Only a handful of sides have the distinction of winning back-to-back promotions, as Wrexham managed in jumping from the National League to the third tier last season.
But no other club has earned three promotions in a row in English football’s professional game.
That’s the prospect Phil Parkinson’s side face if they can keep up the form shown over their first ten games in their return to this level for the first time in 19 years.
Making the leap from League Two to the Championship isn’t unheard of with five sides having completed the feat since the millennium.
They include two teams who went on to eventually reach the top-flight. They include Brighton in 2000-2002 under Micky Adams and Peter Taylor, and Luton Town – who had earlier won promotion from the National League at the expense of Wrexham – under the stewardship of Nathan Jones and Mick Harford.
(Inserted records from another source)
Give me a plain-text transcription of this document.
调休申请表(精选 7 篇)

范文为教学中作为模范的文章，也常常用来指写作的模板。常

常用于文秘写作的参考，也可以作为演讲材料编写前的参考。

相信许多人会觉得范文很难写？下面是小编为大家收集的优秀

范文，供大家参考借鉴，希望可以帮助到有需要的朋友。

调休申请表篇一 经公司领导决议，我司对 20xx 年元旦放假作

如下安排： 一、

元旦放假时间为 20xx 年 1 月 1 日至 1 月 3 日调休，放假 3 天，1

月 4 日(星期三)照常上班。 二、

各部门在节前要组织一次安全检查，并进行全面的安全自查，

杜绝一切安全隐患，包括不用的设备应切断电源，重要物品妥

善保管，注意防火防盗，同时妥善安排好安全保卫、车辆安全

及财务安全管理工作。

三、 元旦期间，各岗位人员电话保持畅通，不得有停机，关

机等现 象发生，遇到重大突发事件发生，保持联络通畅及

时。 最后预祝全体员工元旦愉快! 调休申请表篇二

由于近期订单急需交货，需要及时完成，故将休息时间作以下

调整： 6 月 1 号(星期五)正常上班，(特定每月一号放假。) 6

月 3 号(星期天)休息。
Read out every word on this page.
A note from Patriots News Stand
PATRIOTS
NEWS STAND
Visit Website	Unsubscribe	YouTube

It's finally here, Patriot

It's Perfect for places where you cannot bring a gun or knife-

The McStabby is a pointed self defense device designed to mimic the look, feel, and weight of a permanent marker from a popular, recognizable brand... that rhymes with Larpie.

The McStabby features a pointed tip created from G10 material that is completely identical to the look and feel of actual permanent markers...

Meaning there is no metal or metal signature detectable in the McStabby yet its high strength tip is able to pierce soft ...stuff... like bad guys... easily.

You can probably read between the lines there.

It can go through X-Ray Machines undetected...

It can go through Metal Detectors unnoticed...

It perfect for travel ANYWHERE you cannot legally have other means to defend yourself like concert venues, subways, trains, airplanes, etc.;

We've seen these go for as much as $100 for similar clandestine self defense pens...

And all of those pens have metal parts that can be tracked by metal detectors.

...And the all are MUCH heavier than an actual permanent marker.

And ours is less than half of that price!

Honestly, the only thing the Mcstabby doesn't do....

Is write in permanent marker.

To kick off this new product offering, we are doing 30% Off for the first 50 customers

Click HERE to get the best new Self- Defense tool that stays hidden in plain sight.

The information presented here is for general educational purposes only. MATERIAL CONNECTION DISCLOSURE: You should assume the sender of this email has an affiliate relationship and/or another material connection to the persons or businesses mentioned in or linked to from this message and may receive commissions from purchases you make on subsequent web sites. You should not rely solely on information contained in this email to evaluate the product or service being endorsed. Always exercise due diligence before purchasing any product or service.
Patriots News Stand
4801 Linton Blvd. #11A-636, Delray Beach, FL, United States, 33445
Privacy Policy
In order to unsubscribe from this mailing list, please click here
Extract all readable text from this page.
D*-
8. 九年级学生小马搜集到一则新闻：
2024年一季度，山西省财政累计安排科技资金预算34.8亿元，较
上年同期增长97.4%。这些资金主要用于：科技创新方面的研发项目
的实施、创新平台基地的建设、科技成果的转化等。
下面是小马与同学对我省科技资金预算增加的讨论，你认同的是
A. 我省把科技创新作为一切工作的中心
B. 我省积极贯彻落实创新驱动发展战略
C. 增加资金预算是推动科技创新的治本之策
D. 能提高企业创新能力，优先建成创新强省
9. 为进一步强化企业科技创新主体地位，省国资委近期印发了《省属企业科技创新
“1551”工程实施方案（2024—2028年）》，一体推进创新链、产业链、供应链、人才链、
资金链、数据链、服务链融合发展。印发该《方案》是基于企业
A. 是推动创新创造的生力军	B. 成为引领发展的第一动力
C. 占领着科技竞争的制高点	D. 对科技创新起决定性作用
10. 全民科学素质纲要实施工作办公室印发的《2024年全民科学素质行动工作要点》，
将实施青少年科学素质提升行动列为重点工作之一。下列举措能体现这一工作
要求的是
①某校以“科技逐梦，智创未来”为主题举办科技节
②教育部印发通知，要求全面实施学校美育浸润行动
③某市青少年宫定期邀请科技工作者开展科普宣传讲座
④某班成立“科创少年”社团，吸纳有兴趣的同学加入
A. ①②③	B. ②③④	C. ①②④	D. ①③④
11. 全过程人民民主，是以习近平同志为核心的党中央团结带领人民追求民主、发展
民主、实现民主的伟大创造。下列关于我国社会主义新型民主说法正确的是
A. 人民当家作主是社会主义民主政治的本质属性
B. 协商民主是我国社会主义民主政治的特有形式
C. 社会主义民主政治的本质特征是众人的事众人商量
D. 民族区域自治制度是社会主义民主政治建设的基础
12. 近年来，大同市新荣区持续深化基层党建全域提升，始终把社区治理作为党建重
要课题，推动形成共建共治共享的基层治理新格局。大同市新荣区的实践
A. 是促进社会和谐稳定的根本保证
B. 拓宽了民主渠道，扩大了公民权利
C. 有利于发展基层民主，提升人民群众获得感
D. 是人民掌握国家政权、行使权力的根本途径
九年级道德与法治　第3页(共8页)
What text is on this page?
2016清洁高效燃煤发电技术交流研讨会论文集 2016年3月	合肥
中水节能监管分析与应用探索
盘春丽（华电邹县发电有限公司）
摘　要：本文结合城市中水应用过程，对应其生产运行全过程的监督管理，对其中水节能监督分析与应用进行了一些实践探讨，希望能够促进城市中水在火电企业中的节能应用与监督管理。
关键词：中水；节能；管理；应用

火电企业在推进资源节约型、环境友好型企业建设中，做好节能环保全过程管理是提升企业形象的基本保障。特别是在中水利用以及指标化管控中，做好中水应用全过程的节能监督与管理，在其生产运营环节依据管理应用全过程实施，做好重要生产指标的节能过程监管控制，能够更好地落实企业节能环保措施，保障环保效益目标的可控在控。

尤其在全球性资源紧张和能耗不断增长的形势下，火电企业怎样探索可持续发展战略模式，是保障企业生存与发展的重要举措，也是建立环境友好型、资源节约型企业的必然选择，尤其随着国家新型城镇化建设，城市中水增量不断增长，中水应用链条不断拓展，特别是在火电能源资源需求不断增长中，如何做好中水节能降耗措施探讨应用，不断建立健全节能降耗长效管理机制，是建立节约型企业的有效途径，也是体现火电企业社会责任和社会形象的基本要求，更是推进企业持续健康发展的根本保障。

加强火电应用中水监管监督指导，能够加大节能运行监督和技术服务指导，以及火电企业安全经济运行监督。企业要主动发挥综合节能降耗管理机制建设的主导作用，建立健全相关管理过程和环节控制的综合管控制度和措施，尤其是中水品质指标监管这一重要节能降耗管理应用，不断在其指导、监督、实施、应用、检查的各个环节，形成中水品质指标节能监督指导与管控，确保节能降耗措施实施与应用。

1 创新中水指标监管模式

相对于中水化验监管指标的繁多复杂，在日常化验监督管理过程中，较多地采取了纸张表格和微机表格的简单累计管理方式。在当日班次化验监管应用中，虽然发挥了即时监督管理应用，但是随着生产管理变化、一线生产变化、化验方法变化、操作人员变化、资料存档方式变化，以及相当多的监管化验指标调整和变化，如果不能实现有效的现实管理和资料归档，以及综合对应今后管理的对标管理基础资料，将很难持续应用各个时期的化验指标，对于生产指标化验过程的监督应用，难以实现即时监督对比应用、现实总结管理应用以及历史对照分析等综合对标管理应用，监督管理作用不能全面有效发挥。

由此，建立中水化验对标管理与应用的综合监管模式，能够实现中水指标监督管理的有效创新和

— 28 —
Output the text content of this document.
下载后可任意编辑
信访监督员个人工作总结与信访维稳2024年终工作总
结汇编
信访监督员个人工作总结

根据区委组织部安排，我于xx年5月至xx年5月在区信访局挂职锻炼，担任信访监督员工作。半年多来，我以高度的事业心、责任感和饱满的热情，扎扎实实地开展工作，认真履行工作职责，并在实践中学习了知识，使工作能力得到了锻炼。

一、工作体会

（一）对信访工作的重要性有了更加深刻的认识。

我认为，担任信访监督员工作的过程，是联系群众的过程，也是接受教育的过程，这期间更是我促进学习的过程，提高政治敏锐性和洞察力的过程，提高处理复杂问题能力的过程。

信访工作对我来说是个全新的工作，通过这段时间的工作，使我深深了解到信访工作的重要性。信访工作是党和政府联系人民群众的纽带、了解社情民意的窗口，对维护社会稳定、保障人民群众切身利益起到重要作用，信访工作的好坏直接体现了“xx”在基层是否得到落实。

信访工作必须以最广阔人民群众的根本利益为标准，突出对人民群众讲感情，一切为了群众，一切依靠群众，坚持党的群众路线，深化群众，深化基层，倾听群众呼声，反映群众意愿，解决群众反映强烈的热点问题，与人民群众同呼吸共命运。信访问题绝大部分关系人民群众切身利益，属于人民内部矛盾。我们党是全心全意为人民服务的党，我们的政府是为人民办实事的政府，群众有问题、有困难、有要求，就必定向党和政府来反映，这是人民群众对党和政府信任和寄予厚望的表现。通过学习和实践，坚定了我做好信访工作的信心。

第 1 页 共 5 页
Former Wrexham captain Darren Ferguson managed it with Peterborough between 2007 and 2009, as did Burton under Jimmy Floyd Hasselbaink and Nigel Clough in 2014-2016, the Brewers another side who had previously gone up from the fifth tier.
And current League One rivals Rotherham have pulled it off twice, first in 1999-2001 under Ronnie Moore and then again between 2012 and 2014 under Steve Evans who is now back at the club for a second spell with the Millers.
Wrexham’s current tally of 20 points after ten games stacks up well against the most recent teams to go from fourth to second tier, although lag behind Luton who amassed an incredible 28 points from the first 30 on offer before going on to win the title with 98 points, 12 ahead of their nearest rivals.
Burton were only two points better off than Wrexham on their way to a second-placed finish in 2016, while Rotherham (19) and Peterborough (17) were both behind Parkinson’s points return to date, Posh going up automatically behind future Premier League champions Leicester and Rotherham going up via the play-offs.
Of course, such numbers will mean little to Parkinson and his composed managerial style which has served the Dragons more than well during his time at the Racecourse.
But it does show – if the table did not already – that Wrexham should already be taken seriously as challengers as they back up James McClean’s claim that they are “more than a match” for their League rivals.
And if they do, they would not only emulate Swansea City’s successive climb from fourth tier to second under John Toshack, but stand alone as back-to-back-to-back promotion specialists.